Abstracts

Rationale: Fast synaptic inhibition in the adult brain is primarily mediated by the type A γ-aminobutyric acid receptors (GABAARs), which permit Cl– influx resulting in membrane hyperpolarization and the restriction of neuronal firing. Neuronal Cl– homeostasis is maintained by chloride transporters. In most adult brain neurons, the K+/Cl- co-transporter 2 (KCC2), couples Cl– efflux to the outward K+ gradient to keep cytoplasmic Cl– low, promoting hyperpolarizing GABAAR responses. KCC2 surface activity is strongly controlled by phosphorylation of KCC2 residue Ser940 by PKC and PP1. KCC2 is reduced in many CNS disease states including epilepsy, autism, and chronic stress.
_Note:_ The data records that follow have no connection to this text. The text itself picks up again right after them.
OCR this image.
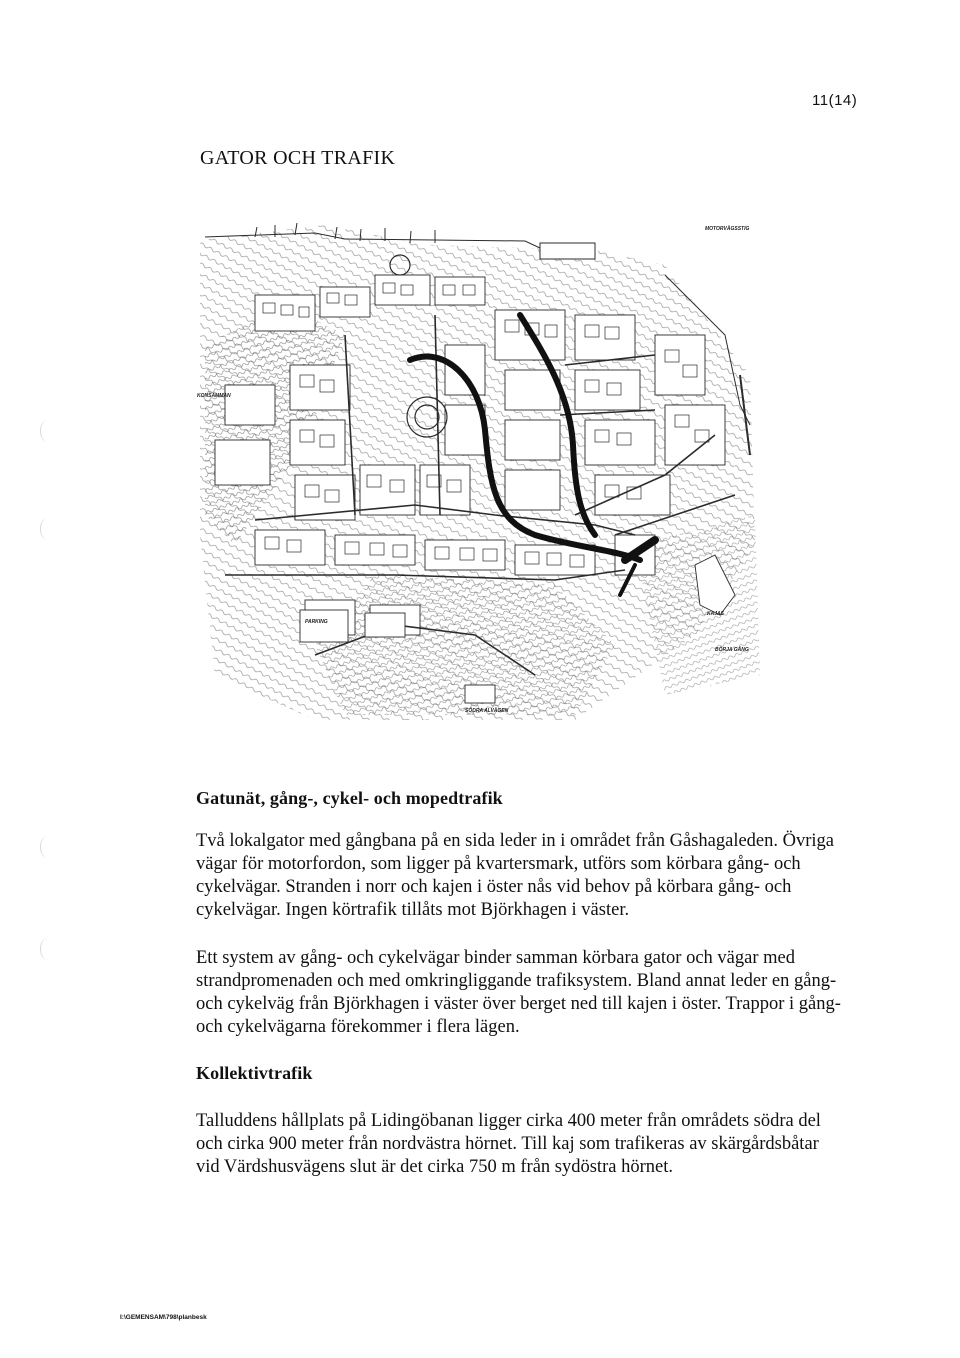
11(14)
GATOR OCH TRAFIK
MOTORVÄGSSTIG
KONSAMMAN
PARKING
SÖDRA ALVÄGEN
KAJAS
BÖRJA GÅNG
Gatunät, gång-, cykel- och mopedtrafik

Två lokalgator med gångbana på en sida leder in i området från Gåshagaleden. Övriga vägar för motorfordon, som ligger på kvartersmark, utförs som körbara gång- och cykelvägar. Stranden i norr och kajen i öster nås vid behov på körbara gång- och cykelvägar. Ingen körtrafik tillåts mot Björkhagen i väster.

Ett system av gång- och cykelvägar binder samman körbara gator och vägar med strandpromenaden och med omkringliggande trafiksystem. Bland annat leder en gång- och cykelväg från Björkhagen i väster över berget ned till kajen i öster. Trappor i gång- och cykelvägarna förekommer i flera lägen.

Kollektivtrafik

Talluddens hållplats på Lidingöbanan ligger cirka 400 meter från områdets södra del och cirka 900 meter från nordvästra hörnet. Till kaj som trafikeras av skärgårdsbåtar vid Värdshusvägens slut är det cirka 750 m från sydöstra hörnet.

I:\GEMENSAM\798\planbesk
In this study we examined the effects of reduced KCC2 on the seizure event.Methods: We performed experiments using the KCC2 specific inhibitor VU0463271 on cultured hippocampal neurons and in acute mouse slice models of epileptiform activity (4-aminopyridine and low-magnesium).Results: We performed experiments using the KCC2 specific inhibitor VU0463271 on cultured hippocampal neurons and found that reduced transporter function resulted in neuronal Cl– loading and positive shifts in EGABA. Next, we used acute slice models of epileptiform activity (low-Mg2+ and 4-aminopyridine), and found that reduced KCC2 function by the specific inhibitor VU0463271 prolonged the duration of seizure-like events (SLEs) in the entorhinal cortex in both models. We then treated slices obtained from the point-mutant KCC2 Ser940Ala mouse, which impairs KCC2 function, and found that the mutation results in increased severity of induced SLEs and epileptiform activity in the entorhinal cortexConclusions: Our findings indicate that KCC2 function and phosphorylation of Ser940 are critical determinants in tuning the efficacy of GABAergic inhibition and SLE severity in the entorhinal cortex and validate KCC2 as a therapeutic target for seizure prevention.